How many people actually search for places/business within a mapping app? I personally have always first looked up the place where I’m going, online, to get the address and make sure that’s where I want actually to go. I then plug the address into a dedicated GPS, online map, or map app on a phone. As long as the directions are correct for the address I typed in, that’s all I care about.
Searching for a businesses is my number one use of Maps. Not just for locations: I find it to be the quickest and easiest way to find and call a business's phone number, so I often use it for that, too.
I find Apple Maps fails to find a place about 1/20th of the time--which is enough to notice and care. Then I have to search a different way (variation of the name) or use Safari. However, when I go to Google Maps, I find no greater success rate. I had always thought Google Maps was great, and when errors happened, I shrugged it off: map errors are just life, and it's still an awesome tool! Then, the media storm about Apple had me paying attention to those errors more than ever... so now I notice

I notice them in Google, Apple, Waze, and Garmin/Navigon alike. None of those are near-perfect. All are quite good. Apple's is far more usable and friendly.

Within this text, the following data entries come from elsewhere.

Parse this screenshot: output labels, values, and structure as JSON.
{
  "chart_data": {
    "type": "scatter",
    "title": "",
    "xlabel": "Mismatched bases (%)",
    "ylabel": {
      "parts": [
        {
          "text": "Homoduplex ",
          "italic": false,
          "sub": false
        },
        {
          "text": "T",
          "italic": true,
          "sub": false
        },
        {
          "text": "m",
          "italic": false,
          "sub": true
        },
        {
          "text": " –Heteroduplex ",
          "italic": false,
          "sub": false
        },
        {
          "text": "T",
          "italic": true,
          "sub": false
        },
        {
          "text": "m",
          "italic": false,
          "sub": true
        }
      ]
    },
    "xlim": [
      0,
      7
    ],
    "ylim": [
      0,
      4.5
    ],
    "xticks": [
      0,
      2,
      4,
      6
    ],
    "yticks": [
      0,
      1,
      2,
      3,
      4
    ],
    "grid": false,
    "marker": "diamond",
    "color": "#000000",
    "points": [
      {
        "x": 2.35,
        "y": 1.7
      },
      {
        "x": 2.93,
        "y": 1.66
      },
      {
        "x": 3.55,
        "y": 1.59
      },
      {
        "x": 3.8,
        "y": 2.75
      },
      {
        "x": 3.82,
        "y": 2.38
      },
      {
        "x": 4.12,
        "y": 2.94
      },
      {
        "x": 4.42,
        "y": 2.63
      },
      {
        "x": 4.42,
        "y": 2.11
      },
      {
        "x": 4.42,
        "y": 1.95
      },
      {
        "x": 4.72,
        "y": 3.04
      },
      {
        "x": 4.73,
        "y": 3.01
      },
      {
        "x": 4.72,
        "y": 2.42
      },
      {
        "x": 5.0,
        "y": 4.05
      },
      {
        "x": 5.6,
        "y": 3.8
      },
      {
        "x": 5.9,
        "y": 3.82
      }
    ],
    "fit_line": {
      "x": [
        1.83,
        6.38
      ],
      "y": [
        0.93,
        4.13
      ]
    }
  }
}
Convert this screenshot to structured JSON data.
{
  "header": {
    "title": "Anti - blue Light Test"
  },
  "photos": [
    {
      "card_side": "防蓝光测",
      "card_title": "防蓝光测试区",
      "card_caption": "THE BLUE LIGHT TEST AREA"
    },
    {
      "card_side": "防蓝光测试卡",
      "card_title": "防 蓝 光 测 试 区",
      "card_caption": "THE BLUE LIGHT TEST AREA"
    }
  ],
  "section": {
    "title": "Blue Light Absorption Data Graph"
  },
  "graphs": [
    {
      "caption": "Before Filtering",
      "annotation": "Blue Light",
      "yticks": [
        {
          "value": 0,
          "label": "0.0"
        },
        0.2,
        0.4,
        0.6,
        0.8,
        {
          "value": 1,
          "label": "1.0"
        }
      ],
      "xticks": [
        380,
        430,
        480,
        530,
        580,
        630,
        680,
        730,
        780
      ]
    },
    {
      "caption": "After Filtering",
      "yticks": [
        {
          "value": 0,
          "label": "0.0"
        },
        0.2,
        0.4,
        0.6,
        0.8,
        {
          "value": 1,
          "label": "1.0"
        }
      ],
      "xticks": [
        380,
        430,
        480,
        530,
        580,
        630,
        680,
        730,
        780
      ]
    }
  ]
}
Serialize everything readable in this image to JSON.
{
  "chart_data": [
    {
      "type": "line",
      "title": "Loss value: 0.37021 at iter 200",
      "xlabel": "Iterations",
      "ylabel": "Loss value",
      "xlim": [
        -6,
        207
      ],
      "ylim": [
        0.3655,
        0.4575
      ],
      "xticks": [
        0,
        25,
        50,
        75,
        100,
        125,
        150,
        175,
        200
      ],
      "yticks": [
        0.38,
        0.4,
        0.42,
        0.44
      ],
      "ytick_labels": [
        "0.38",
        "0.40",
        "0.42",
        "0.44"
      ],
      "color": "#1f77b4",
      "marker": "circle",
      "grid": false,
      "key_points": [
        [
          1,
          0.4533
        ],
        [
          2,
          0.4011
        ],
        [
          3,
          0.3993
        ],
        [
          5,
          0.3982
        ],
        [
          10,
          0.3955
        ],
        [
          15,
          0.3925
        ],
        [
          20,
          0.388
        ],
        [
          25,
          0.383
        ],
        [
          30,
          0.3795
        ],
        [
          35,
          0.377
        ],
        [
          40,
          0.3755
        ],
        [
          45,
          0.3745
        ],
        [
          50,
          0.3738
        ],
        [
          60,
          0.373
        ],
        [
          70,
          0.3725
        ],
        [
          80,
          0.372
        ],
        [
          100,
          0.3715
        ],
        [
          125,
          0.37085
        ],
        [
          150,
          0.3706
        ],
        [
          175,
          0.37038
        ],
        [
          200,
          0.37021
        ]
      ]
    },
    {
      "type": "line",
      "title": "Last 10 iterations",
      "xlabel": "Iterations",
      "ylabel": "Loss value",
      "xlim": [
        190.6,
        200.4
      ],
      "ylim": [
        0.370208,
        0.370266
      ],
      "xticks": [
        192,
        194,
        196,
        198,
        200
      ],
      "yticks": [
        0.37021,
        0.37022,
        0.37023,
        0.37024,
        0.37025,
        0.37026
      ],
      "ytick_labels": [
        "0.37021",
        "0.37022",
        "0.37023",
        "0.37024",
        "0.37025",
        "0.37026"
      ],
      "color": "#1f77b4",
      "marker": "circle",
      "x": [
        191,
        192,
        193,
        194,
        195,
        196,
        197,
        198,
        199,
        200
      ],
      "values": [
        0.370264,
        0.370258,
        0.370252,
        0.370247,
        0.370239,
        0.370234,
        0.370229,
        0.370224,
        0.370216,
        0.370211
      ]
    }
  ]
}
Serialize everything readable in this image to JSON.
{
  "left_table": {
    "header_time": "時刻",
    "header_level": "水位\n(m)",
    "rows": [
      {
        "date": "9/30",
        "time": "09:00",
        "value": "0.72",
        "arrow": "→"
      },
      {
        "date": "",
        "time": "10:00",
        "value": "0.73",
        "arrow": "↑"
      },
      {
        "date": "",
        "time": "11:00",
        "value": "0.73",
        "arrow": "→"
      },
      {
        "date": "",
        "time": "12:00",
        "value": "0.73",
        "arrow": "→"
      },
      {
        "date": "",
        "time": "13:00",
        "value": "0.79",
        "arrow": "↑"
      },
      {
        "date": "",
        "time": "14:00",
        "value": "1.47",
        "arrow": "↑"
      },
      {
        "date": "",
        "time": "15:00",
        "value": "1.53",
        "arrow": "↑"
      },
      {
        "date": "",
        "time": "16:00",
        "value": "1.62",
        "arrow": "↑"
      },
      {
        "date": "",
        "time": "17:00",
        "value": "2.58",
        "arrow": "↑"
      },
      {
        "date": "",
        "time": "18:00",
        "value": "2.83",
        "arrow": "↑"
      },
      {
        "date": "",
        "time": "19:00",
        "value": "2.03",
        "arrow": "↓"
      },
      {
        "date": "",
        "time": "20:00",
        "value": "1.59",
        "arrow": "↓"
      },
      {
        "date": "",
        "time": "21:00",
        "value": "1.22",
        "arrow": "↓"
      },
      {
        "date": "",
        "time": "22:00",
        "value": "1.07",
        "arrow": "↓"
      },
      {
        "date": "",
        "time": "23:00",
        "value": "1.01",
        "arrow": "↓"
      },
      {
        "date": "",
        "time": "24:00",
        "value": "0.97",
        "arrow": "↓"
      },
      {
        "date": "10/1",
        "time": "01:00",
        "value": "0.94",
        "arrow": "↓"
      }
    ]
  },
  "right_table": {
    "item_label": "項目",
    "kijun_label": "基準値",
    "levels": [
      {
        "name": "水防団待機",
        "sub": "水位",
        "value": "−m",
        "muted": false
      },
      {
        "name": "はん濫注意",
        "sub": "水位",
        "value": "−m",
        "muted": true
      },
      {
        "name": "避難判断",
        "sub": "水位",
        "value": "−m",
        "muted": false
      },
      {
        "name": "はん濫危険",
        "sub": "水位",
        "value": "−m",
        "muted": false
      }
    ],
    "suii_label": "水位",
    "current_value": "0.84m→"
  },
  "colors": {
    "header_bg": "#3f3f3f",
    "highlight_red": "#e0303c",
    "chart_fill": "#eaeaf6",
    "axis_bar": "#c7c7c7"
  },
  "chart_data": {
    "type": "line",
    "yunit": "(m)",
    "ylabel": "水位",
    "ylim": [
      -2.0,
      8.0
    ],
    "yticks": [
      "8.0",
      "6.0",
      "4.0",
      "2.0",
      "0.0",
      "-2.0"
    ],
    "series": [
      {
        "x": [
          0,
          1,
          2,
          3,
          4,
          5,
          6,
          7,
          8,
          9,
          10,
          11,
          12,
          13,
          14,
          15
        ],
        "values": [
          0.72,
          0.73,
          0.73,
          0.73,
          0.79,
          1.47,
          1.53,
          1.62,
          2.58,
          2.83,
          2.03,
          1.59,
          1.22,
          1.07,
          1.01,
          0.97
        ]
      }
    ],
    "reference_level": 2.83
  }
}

And it warned me about a tree that just fell across my road (reported by police) in time to avoid the resulting jam

So did Waze, more awkwardly. Google did not.
So I keep multiple GPS apps on my phone. About once every other month do I launch one other than Apple's. It's usually Google, and for the sake of transit, not accuracy. And in fact, I do my transit searches in Apple's maps because that's easier and has my Contacts. Then I hit the transit button that's already in iOS 7 Maps, and it automatically hands the search off the Google Maps very nicely to get the transit schedule. I can't think of a better compromise Apple could have chosen.
(Side note: I certainly wouldn't have wanted them to cave to Google's demands of putting more ads in iOS Maps and sending more user data to Google. Google wasn't wrong to demand those things--they're in Google's interests. But not in MY interests as a user. So there's no way Apple could agree to Google's demands, and without them, Google wouldn't upgrade the iOS maps app to include the latest vital features like turn-by-turn and vector maps. Apple didn't one-sidedly remove Google Maps. You could as easily say that Google refused to have their latest Maps stuff built into iOS. The two companies simply failed to agree--their goals are too different. I'm thinking Google should have caved! But I'm glad they didn't: now we have actual competition.)